Мира отступила со слабым румянцем на щеке.
– Держи лапы подальше от меня!
– Сядь, – коротко рявкнул он. – Я хочу с тобой поговорить.
– Ужин готов, – сказала она. – У меня нет времени выслушивать твои нотации.
С невероятным проворством он вскочил с кресла и, прежде чем она успела отскочить, ударил по плечу ладонью. Он метил в голову, но неправильно оценил расстояние. Ошеломленная, она упала на четвереньки. Батч присел возле нее.
– Гордой стала, да? – зарычал он на дочь. – Думаешь, я тебе не указ? Зря так думаешь! Ясно? Может, я и потерял гляделки, но это мне не помеха. Так что лучше образумься!
Она медленно села, нервно ощупывая тело. Получить удар от Батча, это кое-что значило.
– По всему видно, ты пошла в мать. Я давненько за тобой приглядываю и слышу, что говорят люди. Ты уже льнешь к шпане. Как твоя ма. У этой грязной шлюхи вечно зудело. Ты выставляешь себя напоказ и распаляешь мужиков. Так вот, пора это прекратить, поняла! Если я тебя с кем-нибудь поймаю, ты получишь такую взбучку, что мало не покажется. Оставь парней в покое и сделай так, чтобы и они тебя оставили!
Мира с беспокойством слушала его.
– Ты спятил! – воскликнула она. – Я еще не гуляю с парнями.
Батч криво усмехнулся.
– Вот я и предупреждаю тебя, пока не начала. Ты созрела и готова начать. Рискни, но предупреждаю о последствиях.

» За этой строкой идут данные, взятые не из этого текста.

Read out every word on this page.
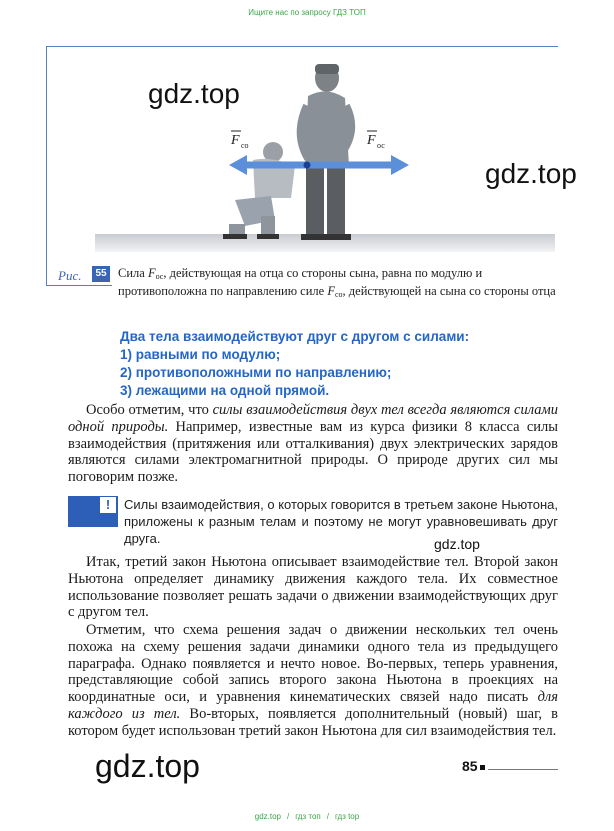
Ищите нас по запросу ГДЗ ТОП
F со	F ос
gdz.top
gdz.top
Рис.	55 Сила $F_{ос}$, действующая на отца со стороны сына, равна по модулю и противоположна по направлению силе $F_{со}$, действующей на сына со стороны отца
Два тела взаимодействуют друг с другом с силами:
1) равными по модулю;
2) противоположными по направлению;
3) лежащими на одной прямой.
Особо отметим, что силы взаимодействия двух тел всегда являются силами одной природы. Например, известные вам из курса физики 8 класса силы взаимодействия (притяжения или отталкивания) двух электрических зарядов являются силами электромагнитной природы. О природе других сил мы поговорим позже.
!	Силы взаимодействия, о которых говорится в третьем законе Ньютона, приложены к разным телам и поэтому не могут уравновешивать друг друга.	gdz.top
Итак, третий закон Ньютона описывает взаимодействие тел. Второй закон Ньютона определяет динамику движения каждого тела. Их совместное использование позволяет решать задачи о движении взаимодействующих друг с другом тел.
Отметим, что схема решения задач о движении нескольких тел очень похожа на схему решения задачи динамики одного тела из предыдущего параграфа. Однако появляется и нечто новое. Во-первых, теперь уравнения, представляющие собой запись второго закона Ньютона в проекциях на координатные оси, и уравнения кинематических связей надо писать для каждого из тел. Во-вторых, появляется дополнительный (новый) шаг, в котором будет использован третий закон Ньютона для сил взаимодействия тел.
gdz.top	85
gdz.top / гдз топ / гдз top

Она поднялась с пола. «Тебе еще нужно поймать меня за этим», – подумала она.
– О'кей, а теперь пойди и сообрази что-нибудь поесть. Ты все поняла?
Она повернулась было к двери, но он схватил ее за руку и рванул назад.
– Ты все поняла?
– Да, да!
Батч похлопал по широкому ремню.
– Если я тебя накрою с парнем, то шкуру спущу.
Мира выдернула руку и, дрожа от гнева, вышла из гостиной.
К дому подкатил спортивный автомобиль, и из него вышли трое мужчин. Мира выглянула из-за двери и поспешила в свою комнату. Ее глаза блестели от возбуждения, на губах играла улыбка. Приехал Гарни со своим боксером-хвастуном. Сердце Миры трепетало при виде Гарни. Вот это парень!
Чуть наклонив голову, по выщербленной тропинке к дому шагал Сэнки. Его большие руки боксера расслабленно покачивались в такт шагам. Хэнк, его тренер, с тревогой наблюдал за ним. Он поймал взгляд Гарни и озабоченно кивнул. Но Гарни было не до забот тренера. Сэнки давно надоел ему. Мужчины остановились на веранде.
Батч вышел им навстречу.
– Давненько вас здесь не было, – сказал он. – Как идут дела?
Гарни сделал красноречивый жест в сторону двери. Сэнки не обратил на это внимание, но Хэнк согласно кивнул.
По всему было видно, что Батч рад их приходу.
– Садитесь, – пригласил он. – Как ваш парнишка, входит в форму?
Под прикрытием шума, производимого передвигаемыми стульями, Гарни проскользнул в дом. Он знал, где расположена спальня Миры. Без стука открыв дверь, он просунул голову вовнутрь. Мира в этот момент подкрашивала губы. На ней был только бюстгальтер и белые трусики. Она испуганно обернулась, увидев отражение лица Гарни в засиженном мухами зеркале.
– Убирайся отсюда! – крикнула она.
Гарни почувствовал, что у него пересохло во рту. Он шагнул в спальню и, закрыв дверь, прислонился к ней спиной. Гарни был верзилой со сломанным носом и большим ртом. Глаза его всегда немного бегали. Он крикливо, броско одевался в черные костюмы и красные либо желтые рубашки, повязывая яркий галстук. Себя он считал неотразимым.
– Ник… уходи! – встревоженно сказала она. – Старику это не понравится… прошу тебя.